New testing technology leads to higher reporting in sexual assault cases, study shows

Mar 23, 2016 12:48 PM by News Staff

Butte County's Sexual Assault Response Team, or SART, has released a new study that has some encouraging results.

SART just released the findings from three years of data related to sexual assaults reported by several resources including law enforcement, rape crisis, Chico State, Oroville hospital and Enloe Medical Center.

The big thing they're seeing is the impact of a new way of DNA testing.

Results from the latest sexual assault response team report show some positive trends.

A big factor is RADS, rapid analysis of DNA.

It’s a way for local hospitals to obtain results from a forensic rape kit within 20 days.
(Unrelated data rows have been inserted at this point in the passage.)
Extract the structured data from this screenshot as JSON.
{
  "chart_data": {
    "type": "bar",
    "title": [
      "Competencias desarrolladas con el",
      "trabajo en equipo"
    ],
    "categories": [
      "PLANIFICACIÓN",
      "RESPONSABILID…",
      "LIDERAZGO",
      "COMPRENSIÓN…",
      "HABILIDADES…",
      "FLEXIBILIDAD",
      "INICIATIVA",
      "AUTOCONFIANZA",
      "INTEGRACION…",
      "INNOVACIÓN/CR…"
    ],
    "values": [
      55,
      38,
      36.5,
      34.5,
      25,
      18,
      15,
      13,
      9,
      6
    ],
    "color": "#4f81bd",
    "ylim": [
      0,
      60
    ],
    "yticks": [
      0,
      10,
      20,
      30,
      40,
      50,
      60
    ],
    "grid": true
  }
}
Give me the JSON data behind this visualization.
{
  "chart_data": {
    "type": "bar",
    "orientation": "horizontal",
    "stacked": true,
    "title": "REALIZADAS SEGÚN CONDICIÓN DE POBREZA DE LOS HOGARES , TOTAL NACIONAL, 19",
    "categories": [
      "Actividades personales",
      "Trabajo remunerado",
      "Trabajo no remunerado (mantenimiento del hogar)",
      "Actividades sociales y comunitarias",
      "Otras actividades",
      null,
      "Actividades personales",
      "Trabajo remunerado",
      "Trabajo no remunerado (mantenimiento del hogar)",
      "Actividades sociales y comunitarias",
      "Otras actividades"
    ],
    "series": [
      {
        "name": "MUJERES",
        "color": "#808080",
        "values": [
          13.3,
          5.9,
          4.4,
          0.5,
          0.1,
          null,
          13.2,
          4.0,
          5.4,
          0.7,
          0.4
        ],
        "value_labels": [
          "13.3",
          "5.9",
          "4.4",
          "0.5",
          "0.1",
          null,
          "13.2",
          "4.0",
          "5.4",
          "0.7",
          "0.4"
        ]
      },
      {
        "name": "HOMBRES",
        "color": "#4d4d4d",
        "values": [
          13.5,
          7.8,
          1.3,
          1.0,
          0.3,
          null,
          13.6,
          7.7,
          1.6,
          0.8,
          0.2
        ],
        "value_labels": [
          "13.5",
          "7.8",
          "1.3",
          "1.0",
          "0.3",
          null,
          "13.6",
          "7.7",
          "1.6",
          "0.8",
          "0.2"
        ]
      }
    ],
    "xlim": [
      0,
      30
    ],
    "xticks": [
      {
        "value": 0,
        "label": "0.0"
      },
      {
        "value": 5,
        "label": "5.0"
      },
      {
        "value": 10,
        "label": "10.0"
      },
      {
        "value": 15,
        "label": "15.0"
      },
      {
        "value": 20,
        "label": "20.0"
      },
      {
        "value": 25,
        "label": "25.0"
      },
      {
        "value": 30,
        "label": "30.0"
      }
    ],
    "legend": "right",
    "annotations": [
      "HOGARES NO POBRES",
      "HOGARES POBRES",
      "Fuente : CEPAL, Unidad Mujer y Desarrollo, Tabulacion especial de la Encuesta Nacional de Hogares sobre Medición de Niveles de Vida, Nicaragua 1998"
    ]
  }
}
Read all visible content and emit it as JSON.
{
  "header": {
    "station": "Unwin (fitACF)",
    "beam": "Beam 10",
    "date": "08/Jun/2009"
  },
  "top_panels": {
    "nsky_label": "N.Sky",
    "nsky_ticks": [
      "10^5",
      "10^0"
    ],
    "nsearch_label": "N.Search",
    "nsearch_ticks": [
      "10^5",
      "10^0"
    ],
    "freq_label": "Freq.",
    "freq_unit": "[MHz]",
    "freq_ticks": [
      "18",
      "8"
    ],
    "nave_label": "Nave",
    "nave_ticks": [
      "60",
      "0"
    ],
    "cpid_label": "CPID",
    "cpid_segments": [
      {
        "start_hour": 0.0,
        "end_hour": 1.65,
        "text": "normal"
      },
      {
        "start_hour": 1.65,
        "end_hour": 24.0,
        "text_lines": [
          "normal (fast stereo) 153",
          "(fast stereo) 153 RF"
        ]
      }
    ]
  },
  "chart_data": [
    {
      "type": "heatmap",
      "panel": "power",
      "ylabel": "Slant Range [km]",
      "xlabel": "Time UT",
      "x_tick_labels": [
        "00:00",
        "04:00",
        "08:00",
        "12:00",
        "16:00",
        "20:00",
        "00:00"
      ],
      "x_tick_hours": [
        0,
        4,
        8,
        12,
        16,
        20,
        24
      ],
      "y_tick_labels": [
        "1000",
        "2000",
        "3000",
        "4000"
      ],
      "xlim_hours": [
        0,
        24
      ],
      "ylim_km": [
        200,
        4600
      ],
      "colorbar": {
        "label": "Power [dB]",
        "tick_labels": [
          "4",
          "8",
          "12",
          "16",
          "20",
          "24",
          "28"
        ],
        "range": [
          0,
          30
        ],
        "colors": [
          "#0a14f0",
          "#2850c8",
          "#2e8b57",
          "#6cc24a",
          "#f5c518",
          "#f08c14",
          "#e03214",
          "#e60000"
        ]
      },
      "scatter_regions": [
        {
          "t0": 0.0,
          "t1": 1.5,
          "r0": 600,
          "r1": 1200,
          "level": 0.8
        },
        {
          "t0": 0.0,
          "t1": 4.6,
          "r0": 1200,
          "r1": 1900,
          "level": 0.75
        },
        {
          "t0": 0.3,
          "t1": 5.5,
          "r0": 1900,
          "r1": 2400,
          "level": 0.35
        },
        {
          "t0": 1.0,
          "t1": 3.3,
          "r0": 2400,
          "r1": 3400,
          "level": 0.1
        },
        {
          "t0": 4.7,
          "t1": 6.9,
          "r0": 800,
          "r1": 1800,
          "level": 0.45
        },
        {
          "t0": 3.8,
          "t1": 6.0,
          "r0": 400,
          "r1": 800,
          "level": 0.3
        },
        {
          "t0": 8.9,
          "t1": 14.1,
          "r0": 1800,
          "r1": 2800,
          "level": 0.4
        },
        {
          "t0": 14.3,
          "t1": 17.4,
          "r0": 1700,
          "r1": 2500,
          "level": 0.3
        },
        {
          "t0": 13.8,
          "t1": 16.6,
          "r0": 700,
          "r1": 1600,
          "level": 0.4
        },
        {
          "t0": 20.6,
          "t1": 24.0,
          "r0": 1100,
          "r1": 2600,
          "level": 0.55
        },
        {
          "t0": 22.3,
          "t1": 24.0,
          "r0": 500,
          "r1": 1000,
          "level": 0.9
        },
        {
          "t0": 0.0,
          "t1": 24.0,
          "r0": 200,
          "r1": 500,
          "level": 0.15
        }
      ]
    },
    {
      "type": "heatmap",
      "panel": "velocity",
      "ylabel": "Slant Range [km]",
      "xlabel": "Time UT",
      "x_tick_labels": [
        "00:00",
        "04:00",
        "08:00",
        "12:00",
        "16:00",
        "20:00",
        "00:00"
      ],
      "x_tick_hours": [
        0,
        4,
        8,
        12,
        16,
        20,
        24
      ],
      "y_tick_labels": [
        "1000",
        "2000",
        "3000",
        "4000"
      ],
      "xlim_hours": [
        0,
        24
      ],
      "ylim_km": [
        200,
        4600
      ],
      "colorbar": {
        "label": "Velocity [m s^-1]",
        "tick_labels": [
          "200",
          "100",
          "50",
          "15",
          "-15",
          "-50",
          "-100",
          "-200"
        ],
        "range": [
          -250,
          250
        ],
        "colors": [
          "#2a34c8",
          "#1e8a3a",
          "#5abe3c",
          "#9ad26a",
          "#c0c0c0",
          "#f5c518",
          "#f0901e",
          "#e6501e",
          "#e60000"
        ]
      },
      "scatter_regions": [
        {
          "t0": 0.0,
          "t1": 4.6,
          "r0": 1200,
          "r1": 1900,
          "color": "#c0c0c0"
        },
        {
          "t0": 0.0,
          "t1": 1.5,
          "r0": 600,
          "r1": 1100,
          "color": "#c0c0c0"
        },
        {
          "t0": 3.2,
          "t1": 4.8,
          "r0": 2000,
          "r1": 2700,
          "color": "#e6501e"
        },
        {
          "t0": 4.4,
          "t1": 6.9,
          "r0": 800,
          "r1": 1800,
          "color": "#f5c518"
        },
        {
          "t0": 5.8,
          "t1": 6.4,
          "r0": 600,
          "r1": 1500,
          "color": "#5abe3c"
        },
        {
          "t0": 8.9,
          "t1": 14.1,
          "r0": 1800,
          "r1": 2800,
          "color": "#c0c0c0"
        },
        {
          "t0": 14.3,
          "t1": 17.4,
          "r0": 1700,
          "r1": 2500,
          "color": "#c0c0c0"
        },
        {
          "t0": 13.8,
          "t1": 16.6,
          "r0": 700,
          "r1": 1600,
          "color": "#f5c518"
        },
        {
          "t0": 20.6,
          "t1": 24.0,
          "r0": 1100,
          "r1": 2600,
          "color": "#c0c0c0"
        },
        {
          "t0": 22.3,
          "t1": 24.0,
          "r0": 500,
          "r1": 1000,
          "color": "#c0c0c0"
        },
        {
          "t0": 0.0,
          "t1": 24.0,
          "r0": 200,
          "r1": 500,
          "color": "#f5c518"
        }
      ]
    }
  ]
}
"This allows law enforcement and the district attorney to do their job quicker, more efficient, and for them to hold perpetrators of sexual assault accountable and hopefully arrest them off the street," said Anastacia Snyder, Executive Director of Catalyst.

According to a forensic nurse examiner at Enloe, Butte County is one of 8 areas in the state to implement RADS.

While this has reduced the rape-kit back log at the level of law enforcement ... there's still the issue of those who do not seek medical exams after an assault.

"When you look at rape crisis and catalyst numbers, those numbers are considerably higher than the people who are accessing services at the hospitals for the exams," Snyder said.

Rape crisis intervention and prevention as well as catalyst domestic violence services are members of butte county SART.

"We need to be providing outreach and education related to the exams, related to how they can get them, related to the support they can receive around them," Snyder said.

While RADS takes some of the heat off of police, sheriff’s deputies, campus and city police are in integral part of SART.

“They are absolutely engaged in this process and I can only imagine it is only helping their work and the work of the da in holding sexual assault perpetrators accountable," Snyder said.

The report found that there was a rise in sexual assaults in younger victims. Fifty percent of all those who reported were younger than 25.

Resources like Catalyst will use this information to ensure that education is provided at even the high school level.